For being so out of step with the ostensibly secular art of modernism, Tissot’s biblical watercolors feel oddly familiar. That’s because they’re astonishingly cinematographic, with sequential scenes that work almost like film stills. You get the sense that if you could run them on high speed, one to another, you’d easily have an early film. But it’s not just the seriality of the scenes. There’s a different kind of point of view in play that’s quite different from the usual conventions of painting. “What Our Lord Saw from the Cross,” for example, where the whole scene unfolds from Christ’s perspective, is a scene-stealer.

James Tissot, “What Our Lord Saw from the Cross” (1886-1894), opaque watercolor over graphite on gray-green wove paper, 9 3/4 x 9 1/16 in. (Brooklyn Museum, purchased by public subscription, image provided courtesy of the Fine Arts Museums of San Francisco)

In fact, Tissot’s biblical watercolors caught the attention of a number of filmmakers. The images would directly influence the look, style, architecture, and costume of films from one end of the 20th century to the other, from the work of Cecil B. DeMille to George Lucas. Tissot’s version of the Ark of the Covenant, as depicted in “Moses and Joshua in the Tabernacle,” for example, looks familiar because it’s the model for Raiders of the Lost Ark.

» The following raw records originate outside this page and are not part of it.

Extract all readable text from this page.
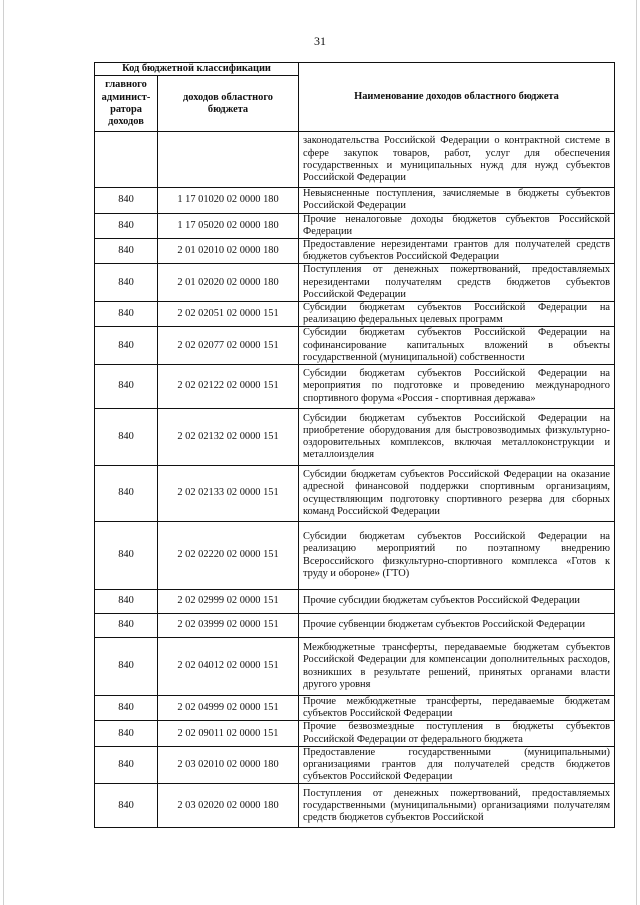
31
Код бюджетной классификации		Наименование доходов областного бюджета
главного админист-ратора доходов	доходов областного бюджета	
		законодательства Российской Федерации о контрактной системе в сфере закупок товаров, работ, услуг для обеспечения государственных и муниципальных нужд для нужд субъектов Российской Федерации
840	1 17 01020 02 0000 180	Невыясненные поступления, зачисляемые в бюджеты субъектов Российской Федерации
840	1 17 05020 02 0000 180	Прочие неналоговые доходы бюджетов субъектов Российской Федерации
840	2 01 02010 02 0000 180	Предоставление нерезидентами грантов для получателей средств бюджетов субъектов Российской Федерации
840	2 01 02020 02 0000 180	Поступления от денежных пожертвований, предоставляемых нерезидентами получателям средств бюджетов субъектов Российской Федерации
840	2 02 02051 02 0000 151	Субсидии бюджетам субъектов Российской Федерации на реализацию федеральных целевых программ
840	2 02 02077 02 0000 151	Субсидии бюджетам субъектов Российской Федерации на софинансирование капитальных вложений в объекты государственной (муниципальной) собственности
840	2 02 02122 02 0000 151	Субсидии бюджетам субъектов Российской Федерации на мероприятия по подготовке и проведению международного спортивного форума «Россия - спортивная держава»
840	2 02 02132 02 0000 151	Субсидии бюджетам субъектов Российской Федерации на приобретение оборудования для быстровозводимых физкультурно-оздоровительных комплексов, включая металлоконструкции и металлоизделия
840	2 02 02133 02 0000 151	Субсидии бюджетам субъектов Российской Федерации на оказание адресной финансовой поддержки спортивным организациям, осуществляющим подготовку спортивного резерва для сборных команд Российской Федерации
840	2 02 02220 02 0000 151	Субсидии бюджетам субъектов Российской Федерации на реализацию мероприятий по поэтапному внедрению Всероссийского физкультурно-спортивного комплекса «Готов к труду и обороне» (ГТО)
840	2 02 02999 02 0000 151	Прочие субсидии бюджетам субъектов Российской Федерации
840	2 02 03999 02 0000 151	Прочие субвенции бюджетам субъектов Российской Федерации
840	2 02 04012 02 0000 151	Межбюджетные трансферты, передаваемые бюджетам субъектов Российской Федерации для компенсации дополнительных расходов, возникших в результате решений, принятых органами власти другого уровня
840	2 02 04999 02 0000 151	Прочие межбюджетные трансферты, передаваемые бюджетам субъектов Российской Федерации
840	2 02 09011 02 0000 151	Прочие безвозмездные поступления в бюджеты субъектов Российской Федерации от федерального бюджета
840	2 03 02010 02 0000 180	Предоставление государственными (муниципальными) организациями грантов для получателей средств бюджетов субъектов Российской Федерации
840	2 03 02020 02 0000 180	Поступления от денежных пожертвований, предоставляемых государственными (муниципальными) организациями получателям средств бюджетов субъектов Российской
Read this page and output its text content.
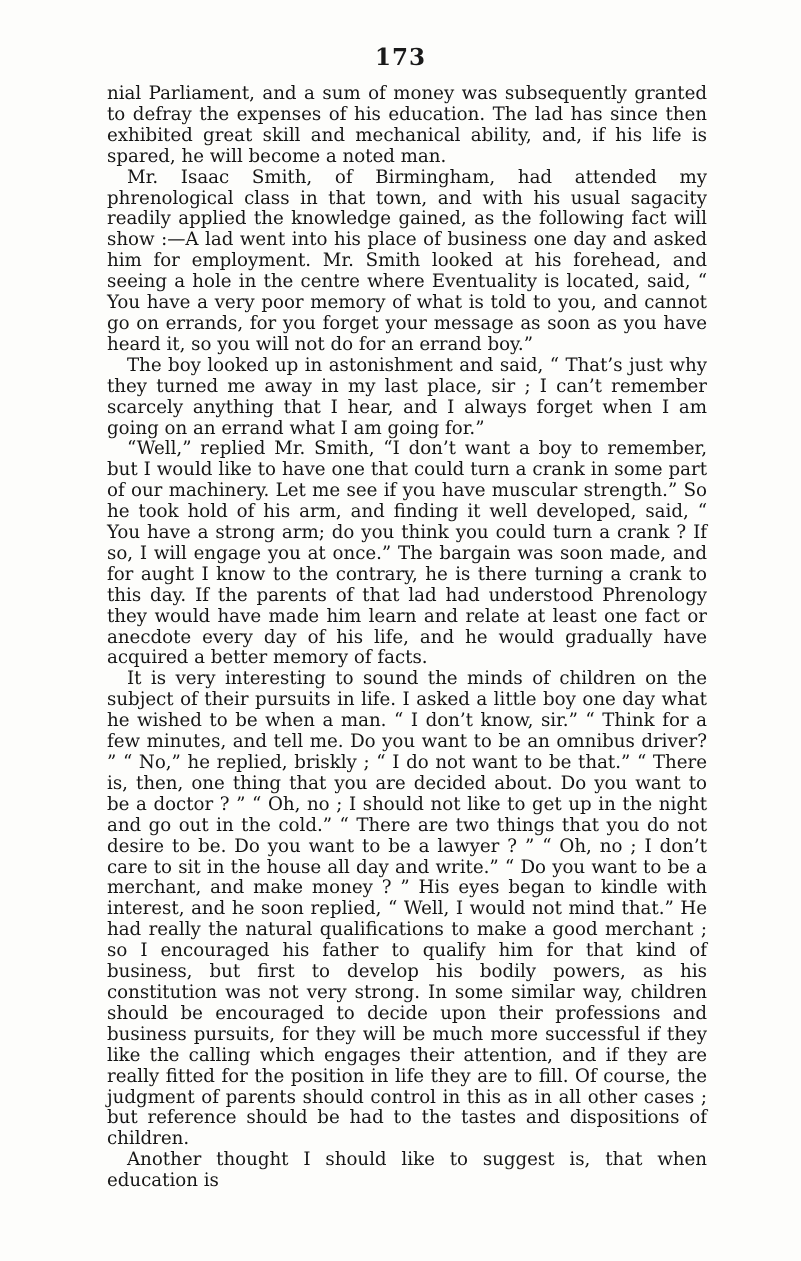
173

nial Parliament, and a sum of money was subsequently granted to defray the expenses of his education. The lad has since then exhibited great skill and mechanical ability, and, if his life is spared, he will become a noted man.

Mr. Isaac Smith, of Birmingham, had attended my phrenological class in that town, and with his usual sagacity readily applied the knowledge gained, as the following fact will show :—A lad went into his place of business one day and asked him for employment. Mr. Smith looked at his forehead, and seeing a hole in the centre where Eventuality is located, said, “ You have a very poor memory of what is told to you, and cannot go on errands, for you forget your message as soon as you have heard it, so you will not do for an errand boy.”

The boy looked up in astonishment and said, “ That’s just why they turned me away in my last place, sir ; I can’t remember scarcely anything that I hear, and I always forget when I am going on an errand what I am going for.”

“Well,” replied Mr. Smith, “I don’t want a boy to remember, but I would like to have one that could turn a crank in some part of our machinery. Let me see if you have muscular strength.” So he took hold of his arm, and finding it well developed, said, “ You have a strong arm; do you think you could turn a crank ? If so, I will engage you at once.” The bargain was soon made, and for aught I know to the contrary, he is there turning a crank to this day. If the parents of that lad had understood Phrenology they would have made him learn and relate at least one fact or anecdote every day of his life, and he would gradually have acquired a better memory of facts.

It is very interesting to sound the minds of children on the subject of their pursuits in life. I asked a little boy one day what he wished to be when a man. “ I don’t know, sir.” “ Think for a few minutes, and tell me. Do you want to be an omnibus driver? ” “ No,” he replied, briskly ; “ I do not want to be that.” “ There is, then, one thing that you are decided about. Do you want to be a doctor ? ” “ Oh, no ; I should not like to get up in the night and go out in the cold.” “ There are two things that you do not desire to be. Do you want to be a lawyer ? ” “ Oh, no ; I don’t care to sit in the house all day and write.” “ Do you want to be a merchant, and make money ? ” His eyes began to kindle with interest, and he soon replied, “ Well, I would not mind that.” He had really the natural qualifications to make a good merchant ; so I encouraged his father to qualify him for that kind of business, but first to develop his bodily powers, as his constitution was not very strong. In some similar way, children should be encouraged to decide upon their professions and business pursuits, for they will be much more successful if they like the calling which engages their attention, and if they are really fitted for the position in life they are to fill. Of course, the judgment of parents should control in this as in all other cases ; but reference should be had to the tastes and dispositions of children.

Another thought I should like to suggest is, that when education is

James Tissot, “Moses and Joshua in the Tabernacle” (c. 1896-1902), gouache on board, 7 3/8 x 8 13/16 in. (the Jewish Museum, image courtesy the Jewish Museum, image courtesy the Fine Arts Museums of San Francisco)

Alongside passionate Christian interests, Tissot also harbored spiritualist ones. At a private séance in London held by famous medium William Eglinton, Tissot saw Kathleen Newton again. The painting he made afterward, “The Apparition,” was long believed lost, though known via a mezzotint he did of it. Rediscovered in researching the current exhibition, this is the first time “The Apparition” has ever been shown publicly. It’s fascinating as an artifact, but anemic as a work of art. Too soft and a little vapid. Nothing like Newton in her last days or the point of view of Christ.

James Tissot, “L’Apparition Médiunimique” (The Apparition) (1885), mezzotint 25.375 x 19.375 in. (Fine Arts Museums of San Francisco, image courtesy the Fine Arts Museums of San Francisco)

Hanging near “The Apparition” is an enamel plaque by Tissot with a spiritual mashup of Egyptian deities, the Four Evangelists, a large yin-yang symbol, and his own monogram, titled “Panel with theosophical symbols.” Maybe, bizarre as it sounds, rather than an artist woefully out of step with modernism, Tissot was right in line with what was to come, the spiritual in art, which lead to the pioneering abstraction of Hilma af Klint and Kandinsky and Malevich, all inspired by theosophy.

James Tissot, “Panel with Theosophical Symbols” (1888), cloinsonné enamel on copper (photo by the author for Hyperallergic)

James Tissot: Fashion & Faith continues at the Legion of Honor, San Francisco through February 9. The exhibition is organized by Melissa Buron, director of the Art Division at the Fine Arts Museums of San Francisco, and Paul Perrin and Marine Kisiel, curators of paintings at the Musées d’Orsay and Musée de l’Orangerie, Paris (where the exhibition will be on view March 23–July 19, 2020), and Cyrille Sciama, director of Musée des impressionnismes Giverny.

Bridget Quinn is a writer, art historian, and critic living in the Bay Area. Her most recent book is Portrait of a Woman: Art, Rivalry & Revolution in the Life of Adèlaïde Labille-Guiard. You can...

2 replies on “James Tissot’s Weirdly Sexy, Astonishingly Cinematic, and Spiritual Paintings”

  1. Thanks for this, Bridget. Makes me want to get on a plane and see this show. You bring Tissot’s life and work alive, his progress from fashionable people and scenes to religious and spiritual imagery, his entanglements with love and war: bravo!
    The view from the cross is unique and marvelous; now I’ll be showing his work to my students at the NYAA this spring!

  2. I love outliers and weirdos. The “cool kids” of Art have rigged the game? Thank you so much for this important work!